Nicolas, le 01/03/2011
La sortie d'un nouvel album de Radiohead constitue toujours un événement majeur pour l'ensemble de la planète rock. Pourtant, cette fois-ci, la situation semble prendre une tournure encore plus folle que d'habitude. De par son annonce express, son contenu difficile d'accès et les rumeurs qu'il continue encore à susciter, The King Of Limbs prête le flanc à tous les assauts. Chacun, du rock critic chevronné au simple internaute mécréant, amateur ou non de la formation d'Oxford, y va de son commentaire passionné, tantôt enflammé, tantôt outragé, rarement raisonnable. C'est un fait : si l'objectif de Thom Yorke et de ses collègues était de faire parler d'eux, c'est une totale réussite. A la rédaction, on s'est vraiment demandé comment traiter avec le plus de justesse possible le huitième album studio de l'un des groupes les plus influents de la scène rock mondiale. C'est ainsi que vous n'aurez pas droit à une, ni à deux, mais à quatre critiques différentes de ce disque phénomène. On s'est intéressé à tout : communication, mode de sortie, contenu, accessibilité, place dans la disco des anglais, plus value apportée (ou non) à leur œuvre, et pas mal d'autres choses en bonus. Si nos approches et nos avis divergent, ils n'en sont pas moins le reflet de l'effervescence du web un peu plus d'une semaine après la sortie de cet opus événement. Et si l'avenir nous dira vraiment quelle place mérite ce roi des branches au sein de l'œuvre de Radiohead, autant essayer, malgré tout, de jouer dès maintenant aux extralucides, non ? Dossier réalisé par Jérôme, Nicolas, Pierre et Pierre D.


Radiohead à contre-pied

Autant ne pas jouer les hypocrites. Quoi que l’on puisse en penser, Radiohead est bel et bien un groupe à part. Un de ces groupes capables de nous surprendre à chaque sortie, aussi bien d’un point de vue musical qu’en termes d’approche du public. Avec le virage pris à l’époque de Kid A, chaque sortie était déjà l’occasion de toutes les spéculations. Mais depuis In Rainbows, Thom Yorke et les siens ont poussé encore plus loin leurs talents extra-musicaux. On les savait capables de créer le buzz en se passant de maison de disques tout en laissant l’auditeur payer la somme qu’il jugeait acceptable pour s’offrir la version digitale de leur dernier album, voilà t’il pas que le gang d’Oxford se transforme aujourd’hui en maître de la communication. Et oui, à l’heure de la sur-médiatisation, alors que la moindre déclaration peut faire le tour du monde en quelques clicks et que les nouvelles productions sont annoncées des mois et des mois à l’avance, Radiohead choisit une nouvelle fois le contre-pied.

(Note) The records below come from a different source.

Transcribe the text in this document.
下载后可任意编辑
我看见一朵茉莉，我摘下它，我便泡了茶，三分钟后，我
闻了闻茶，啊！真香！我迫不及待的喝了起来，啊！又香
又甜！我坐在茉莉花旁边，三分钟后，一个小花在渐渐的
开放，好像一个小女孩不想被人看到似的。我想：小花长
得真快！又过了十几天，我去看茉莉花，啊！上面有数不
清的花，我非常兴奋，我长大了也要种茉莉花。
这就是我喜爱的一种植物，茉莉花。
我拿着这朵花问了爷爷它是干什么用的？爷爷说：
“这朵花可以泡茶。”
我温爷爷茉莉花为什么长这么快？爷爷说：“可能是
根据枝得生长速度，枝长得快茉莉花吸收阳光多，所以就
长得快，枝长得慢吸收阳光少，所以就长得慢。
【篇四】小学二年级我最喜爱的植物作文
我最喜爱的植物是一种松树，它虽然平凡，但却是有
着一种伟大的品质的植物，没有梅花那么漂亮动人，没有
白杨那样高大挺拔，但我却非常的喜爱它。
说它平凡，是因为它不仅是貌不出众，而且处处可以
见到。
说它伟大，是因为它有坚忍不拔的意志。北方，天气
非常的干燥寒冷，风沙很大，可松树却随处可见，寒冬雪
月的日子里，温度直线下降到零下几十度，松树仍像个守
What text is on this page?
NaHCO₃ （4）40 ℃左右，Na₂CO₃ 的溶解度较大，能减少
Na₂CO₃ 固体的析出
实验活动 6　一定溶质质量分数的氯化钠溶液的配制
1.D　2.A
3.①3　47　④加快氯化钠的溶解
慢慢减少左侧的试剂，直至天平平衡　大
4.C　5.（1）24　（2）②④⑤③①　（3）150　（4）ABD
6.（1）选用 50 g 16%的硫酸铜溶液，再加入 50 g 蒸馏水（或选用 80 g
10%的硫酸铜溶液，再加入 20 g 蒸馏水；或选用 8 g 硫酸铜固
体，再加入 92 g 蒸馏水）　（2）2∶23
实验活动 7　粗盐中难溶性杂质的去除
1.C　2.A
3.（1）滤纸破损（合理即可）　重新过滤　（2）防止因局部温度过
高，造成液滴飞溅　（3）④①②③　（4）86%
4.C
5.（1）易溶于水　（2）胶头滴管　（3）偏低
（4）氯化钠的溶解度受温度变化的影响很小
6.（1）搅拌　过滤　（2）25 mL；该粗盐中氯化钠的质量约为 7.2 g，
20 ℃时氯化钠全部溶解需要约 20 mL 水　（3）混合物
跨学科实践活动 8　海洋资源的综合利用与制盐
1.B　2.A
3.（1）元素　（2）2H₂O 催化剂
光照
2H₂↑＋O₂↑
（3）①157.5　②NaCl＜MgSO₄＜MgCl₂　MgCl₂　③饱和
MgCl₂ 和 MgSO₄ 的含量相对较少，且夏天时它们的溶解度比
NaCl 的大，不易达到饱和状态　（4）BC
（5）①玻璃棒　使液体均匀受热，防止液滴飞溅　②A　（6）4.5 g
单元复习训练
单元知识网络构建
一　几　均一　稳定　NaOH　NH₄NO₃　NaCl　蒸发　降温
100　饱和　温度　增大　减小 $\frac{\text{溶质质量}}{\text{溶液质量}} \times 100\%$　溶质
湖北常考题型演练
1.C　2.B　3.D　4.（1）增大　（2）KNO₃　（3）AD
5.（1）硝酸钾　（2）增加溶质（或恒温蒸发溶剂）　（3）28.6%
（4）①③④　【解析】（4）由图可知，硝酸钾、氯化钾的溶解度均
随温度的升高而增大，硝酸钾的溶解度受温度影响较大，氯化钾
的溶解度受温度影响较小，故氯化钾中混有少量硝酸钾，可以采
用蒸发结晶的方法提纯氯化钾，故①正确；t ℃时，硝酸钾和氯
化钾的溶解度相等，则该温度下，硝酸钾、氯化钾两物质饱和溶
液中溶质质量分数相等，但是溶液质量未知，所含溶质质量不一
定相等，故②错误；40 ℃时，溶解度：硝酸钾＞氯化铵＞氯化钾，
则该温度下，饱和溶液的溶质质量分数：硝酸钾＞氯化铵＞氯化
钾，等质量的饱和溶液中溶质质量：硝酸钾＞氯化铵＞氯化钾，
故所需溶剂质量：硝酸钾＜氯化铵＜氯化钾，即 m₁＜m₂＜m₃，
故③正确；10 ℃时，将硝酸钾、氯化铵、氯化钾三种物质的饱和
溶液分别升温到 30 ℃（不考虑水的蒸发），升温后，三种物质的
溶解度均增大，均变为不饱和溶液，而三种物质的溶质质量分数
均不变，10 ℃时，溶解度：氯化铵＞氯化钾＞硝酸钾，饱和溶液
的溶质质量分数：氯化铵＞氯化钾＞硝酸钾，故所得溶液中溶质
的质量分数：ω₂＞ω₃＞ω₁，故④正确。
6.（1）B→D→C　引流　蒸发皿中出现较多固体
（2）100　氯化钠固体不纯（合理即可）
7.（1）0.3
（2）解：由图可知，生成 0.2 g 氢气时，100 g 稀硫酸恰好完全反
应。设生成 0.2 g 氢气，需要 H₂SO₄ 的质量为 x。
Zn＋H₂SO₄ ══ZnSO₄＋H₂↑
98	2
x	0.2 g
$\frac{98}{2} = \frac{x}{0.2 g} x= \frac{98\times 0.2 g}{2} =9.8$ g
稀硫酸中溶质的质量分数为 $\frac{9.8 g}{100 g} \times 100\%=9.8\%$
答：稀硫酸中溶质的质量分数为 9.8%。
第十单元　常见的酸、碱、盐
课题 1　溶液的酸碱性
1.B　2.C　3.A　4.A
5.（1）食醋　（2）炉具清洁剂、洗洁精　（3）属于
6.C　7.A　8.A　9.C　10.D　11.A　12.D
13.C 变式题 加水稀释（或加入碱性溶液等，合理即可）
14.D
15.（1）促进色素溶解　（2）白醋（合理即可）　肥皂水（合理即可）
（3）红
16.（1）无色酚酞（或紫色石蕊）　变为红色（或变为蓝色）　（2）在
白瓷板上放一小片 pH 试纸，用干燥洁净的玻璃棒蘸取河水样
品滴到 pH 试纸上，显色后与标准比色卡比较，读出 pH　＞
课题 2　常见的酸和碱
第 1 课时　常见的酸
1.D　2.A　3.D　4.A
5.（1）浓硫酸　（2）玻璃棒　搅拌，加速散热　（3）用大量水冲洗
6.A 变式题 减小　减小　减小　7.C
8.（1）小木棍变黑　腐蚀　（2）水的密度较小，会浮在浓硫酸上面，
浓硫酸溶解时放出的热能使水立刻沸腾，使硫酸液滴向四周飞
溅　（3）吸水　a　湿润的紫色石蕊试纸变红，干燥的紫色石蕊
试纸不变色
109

Et celui-là, personne ne l’avait vu venir. Alors que les nouvelles du groupe, pas forcément trépidantes, tombaient au compte-goutte, l’annonce d’un nouvel album aurait déjà suffit à mettre le web en ébullition. Mais lâcher une telle bombe seulement cinq jours avant la date fatidique (et avancer cette même date d’un jour) a véritablement fait office de raz-de-marée numérique. Rendez-vous compte. Quatre jours… A peine de quoi écouter le premier single et voir l’ami Thom se déhancher. Pour un peu, on se serait cru retourner à une époque que les plus jeunes n’ont pas eu la chance de connaître. Celle où il fallait se presser chez notre disquaire préféré le jour J sur la seule foi que l’on pouvait porter au groupe et parfois au single qui pouvait passer sur les ondes. Pas de streaming, pas de pré-écoute. Pas de téléchargement plus ou moins légal avant l’heure. Juste le temps de précommander l’album. Et de faire ressurgir cette petite pointe d’impatience au creux de l’estomac. Rien que pour ça, l’expérience The King Of Limbs ne peut qu'être saluée.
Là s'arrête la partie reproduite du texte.